Thursday, 29 September 2022

Ceisteanna ó Cheannairí - Leaders' Questions

 

12:10 pm

Photo of Cian O'CallaghanCian O'Callaghan (Dublin Bay North, Social Democrats) | Oireachtas source

I have to ask what part of the term "affordability crisis" the Government does not understand. Earlier this month, we learned that house prices had surpassed their Celtic tiger peak. Never before in the history of the State have they been so high. Workers and families are locked out of homeownership, stuck in a never-ending loop of paying extortionate rents but never being able to buy a home. The housing disaster is causing untold human misery and pain. Nowhere is this clearer than in the record numbers of people who are becoming homeless. Homelessness is up by a massive 30% this year. Child homelessness has skyrocketed by 47%. Thousands of children are losing their childhoods while growing up in emergency accommodation. This is happening on the Government's watch and it is getting worse. People no longer believe the Government's promises on housing. Why should they? The reality is that under successive Fine Gael and Fianna Fáil Governments, levels of homeownership have collapsed. The share of 25- to 34-year-olds who own their own homes more than halved between 2004 and 2019, falling from 60% to just 27%. That is Fine Gael and Fianna Fáil's record on homeownership - a generation of young people who no longer hold out any hope of one day owning their own homes. None of the Government's targets on affordable housing has been delivered. Last year it did not manage to build a single affordable home, not even one. This year will not be much better. The Cabinet sub-committee on housing has been told that targets for affordable and social homes have no hope of being met. Those targets were not ambitious enough to start with.

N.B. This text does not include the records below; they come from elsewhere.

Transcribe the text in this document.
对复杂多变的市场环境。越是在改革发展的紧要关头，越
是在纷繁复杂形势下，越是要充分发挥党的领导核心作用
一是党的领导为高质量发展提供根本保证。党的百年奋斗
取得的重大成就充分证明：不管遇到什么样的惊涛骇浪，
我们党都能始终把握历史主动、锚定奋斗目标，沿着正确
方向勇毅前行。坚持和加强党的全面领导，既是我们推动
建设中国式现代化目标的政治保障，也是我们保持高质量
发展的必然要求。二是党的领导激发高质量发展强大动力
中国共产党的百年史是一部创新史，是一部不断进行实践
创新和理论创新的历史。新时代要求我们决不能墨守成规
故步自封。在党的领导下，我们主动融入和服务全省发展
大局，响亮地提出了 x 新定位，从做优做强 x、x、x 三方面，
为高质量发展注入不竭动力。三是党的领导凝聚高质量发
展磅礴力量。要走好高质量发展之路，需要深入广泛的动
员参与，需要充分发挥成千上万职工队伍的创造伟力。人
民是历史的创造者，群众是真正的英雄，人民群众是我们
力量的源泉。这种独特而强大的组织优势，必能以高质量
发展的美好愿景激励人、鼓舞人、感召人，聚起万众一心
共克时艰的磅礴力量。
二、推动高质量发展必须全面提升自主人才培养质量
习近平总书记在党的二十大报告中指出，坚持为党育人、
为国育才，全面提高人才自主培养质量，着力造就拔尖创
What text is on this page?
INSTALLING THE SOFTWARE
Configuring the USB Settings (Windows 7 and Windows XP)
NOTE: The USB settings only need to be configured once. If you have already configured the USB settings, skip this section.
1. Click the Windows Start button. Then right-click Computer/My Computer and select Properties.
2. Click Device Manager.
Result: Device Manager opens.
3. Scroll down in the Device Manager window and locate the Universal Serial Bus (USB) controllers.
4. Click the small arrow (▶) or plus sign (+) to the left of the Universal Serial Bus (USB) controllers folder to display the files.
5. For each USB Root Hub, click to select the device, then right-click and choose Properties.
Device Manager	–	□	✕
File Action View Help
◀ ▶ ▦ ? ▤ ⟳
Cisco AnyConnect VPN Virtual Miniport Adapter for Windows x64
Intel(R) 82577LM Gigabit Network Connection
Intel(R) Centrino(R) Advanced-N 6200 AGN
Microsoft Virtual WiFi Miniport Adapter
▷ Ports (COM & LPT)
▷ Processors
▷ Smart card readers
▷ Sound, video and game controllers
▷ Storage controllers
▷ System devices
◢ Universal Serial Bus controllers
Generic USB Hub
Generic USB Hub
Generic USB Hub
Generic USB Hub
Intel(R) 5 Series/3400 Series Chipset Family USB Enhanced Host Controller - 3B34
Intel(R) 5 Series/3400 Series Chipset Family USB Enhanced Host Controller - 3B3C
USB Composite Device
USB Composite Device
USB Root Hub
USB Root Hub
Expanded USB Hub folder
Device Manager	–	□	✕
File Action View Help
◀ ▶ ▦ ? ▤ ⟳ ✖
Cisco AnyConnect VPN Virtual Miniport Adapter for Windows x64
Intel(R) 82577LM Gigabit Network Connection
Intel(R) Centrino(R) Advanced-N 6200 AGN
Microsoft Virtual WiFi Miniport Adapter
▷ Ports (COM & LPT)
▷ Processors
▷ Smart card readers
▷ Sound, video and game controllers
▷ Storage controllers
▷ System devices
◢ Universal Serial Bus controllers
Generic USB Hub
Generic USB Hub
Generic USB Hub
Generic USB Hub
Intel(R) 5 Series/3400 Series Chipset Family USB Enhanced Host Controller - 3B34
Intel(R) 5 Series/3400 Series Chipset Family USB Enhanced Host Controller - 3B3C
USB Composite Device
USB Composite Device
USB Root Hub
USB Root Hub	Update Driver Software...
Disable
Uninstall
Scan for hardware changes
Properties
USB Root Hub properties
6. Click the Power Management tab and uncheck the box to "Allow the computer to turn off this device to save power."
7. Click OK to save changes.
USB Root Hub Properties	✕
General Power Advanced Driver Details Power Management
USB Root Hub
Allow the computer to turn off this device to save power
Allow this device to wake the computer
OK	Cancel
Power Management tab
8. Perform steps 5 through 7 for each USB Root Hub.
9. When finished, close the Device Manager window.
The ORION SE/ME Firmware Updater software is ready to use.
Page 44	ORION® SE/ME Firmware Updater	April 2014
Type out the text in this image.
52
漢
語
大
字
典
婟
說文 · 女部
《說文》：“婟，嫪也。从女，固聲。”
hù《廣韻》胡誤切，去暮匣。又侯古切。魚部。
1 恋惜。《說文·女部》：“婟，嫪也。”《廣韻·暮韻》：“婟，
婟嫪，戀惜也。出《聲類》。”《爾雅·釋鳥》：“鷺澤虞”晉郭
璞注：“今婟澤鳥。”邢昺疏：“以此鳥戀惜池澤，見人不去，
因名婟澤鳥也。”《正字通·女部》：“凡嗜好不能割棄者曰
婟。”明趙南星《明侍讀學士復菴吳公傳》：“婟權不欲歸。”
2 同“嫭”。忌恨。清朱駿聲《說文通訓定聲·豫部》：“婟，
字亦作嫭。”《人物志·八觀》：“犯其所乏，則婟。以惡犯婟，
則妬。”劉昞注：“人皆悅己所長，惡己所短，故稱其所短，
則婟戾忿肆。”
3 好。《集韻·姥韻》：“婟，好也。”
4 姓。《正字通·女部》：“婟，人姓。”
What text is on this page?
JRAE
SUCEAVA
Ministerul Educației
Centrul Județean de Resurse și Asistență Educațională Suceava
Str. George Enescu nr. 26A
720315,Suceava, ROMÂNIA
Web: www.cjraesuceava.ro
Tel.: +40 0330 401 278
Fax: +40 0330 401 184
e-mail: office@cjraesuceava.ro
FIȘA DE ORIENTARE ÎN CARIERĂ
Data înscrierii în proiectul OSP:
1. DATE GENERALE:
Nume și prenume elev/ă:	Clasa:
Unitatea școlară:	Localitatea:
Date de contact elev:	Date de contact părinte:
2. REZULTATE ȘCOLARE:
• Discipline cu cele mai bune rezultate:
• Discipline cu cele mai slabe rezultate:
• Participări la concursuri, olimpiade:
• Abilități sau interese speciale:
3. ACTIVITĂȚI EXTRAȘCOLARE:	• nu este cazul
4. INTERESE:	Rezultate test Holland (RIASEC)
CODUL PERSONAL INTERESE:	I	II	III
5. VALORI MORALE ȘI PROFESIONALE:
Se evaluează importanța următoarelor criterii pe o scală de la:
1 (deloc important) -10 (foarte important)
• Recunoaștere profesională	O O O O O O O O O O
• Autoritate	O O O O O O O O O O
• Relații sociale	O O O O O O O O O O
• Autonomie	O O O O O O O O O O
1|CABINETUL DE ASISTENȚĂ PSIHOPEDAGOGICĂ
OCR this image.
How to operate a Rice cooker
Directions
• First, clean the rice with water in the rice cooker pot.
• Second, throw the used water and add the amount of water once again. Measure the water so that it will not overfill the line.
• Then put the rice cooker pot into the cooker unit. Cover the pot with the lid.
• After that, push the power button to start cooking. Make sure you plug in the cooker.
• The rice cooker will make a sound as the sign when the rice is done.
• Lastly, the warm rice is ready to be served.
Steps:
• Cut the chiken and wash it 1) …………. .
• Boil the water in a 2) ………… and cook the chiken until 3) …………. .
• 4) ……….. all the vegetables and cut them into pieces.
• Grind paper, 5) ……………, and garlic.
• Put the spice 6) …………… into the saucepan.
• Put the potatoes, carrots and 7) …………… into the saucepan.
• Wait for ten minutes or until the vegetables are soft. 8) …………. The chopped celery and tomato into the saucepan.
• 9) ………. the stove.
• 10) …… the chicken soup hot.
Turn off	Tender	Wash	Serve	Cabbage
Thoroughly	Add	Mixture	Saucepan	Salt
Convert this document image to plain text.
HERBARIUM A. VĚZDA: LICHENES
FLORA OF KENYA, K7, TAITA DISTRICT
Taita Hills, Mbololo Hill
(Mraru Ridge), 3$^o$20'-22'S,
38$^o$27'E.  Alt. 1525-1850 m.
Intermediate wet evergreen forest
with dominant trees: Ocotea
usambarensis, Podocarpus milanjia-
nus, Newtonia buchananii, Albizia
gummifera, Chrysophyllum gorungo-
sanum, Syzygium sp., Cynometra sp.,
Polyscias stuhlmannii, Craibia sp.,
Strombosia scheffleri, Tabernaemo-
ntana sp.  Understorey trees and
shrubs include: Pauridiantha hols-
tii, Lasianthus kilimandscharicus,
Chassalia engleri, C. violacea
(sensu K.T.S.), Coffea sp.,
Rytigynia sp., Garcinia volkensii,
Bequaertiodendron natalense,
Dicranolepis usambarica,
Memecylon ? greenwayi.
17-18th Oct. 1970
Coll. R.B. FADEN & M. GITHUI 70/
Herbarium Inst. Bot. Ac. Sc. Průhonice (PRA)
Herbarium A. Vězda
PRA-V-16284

Faced with this disaster and litany of failure, what is the Government's response to the affordability crisis? It is not to build more affordable homes or to meet its own targets. Instead, it is to make homes even more unaffordable. The Government has decided to introduce a levy on concrete blocks that will add a further €3,000 to €4,000 to the price of a home. On what planet does this make sense? Does the Government really propose to place the cost of shoddy building work and defective materials onto the shoulders of people who are struggling to buy a home? Can the Tánaiste explain? Why has the Government not directly pursued those responsible for construction defects as it promised? Why are quarries that are producing defective materials still being allowed to operate? That is what the Oireachtas housing committee was told by experts a few months ago. Is the Government going to abandon its plans to impose this unfair levy?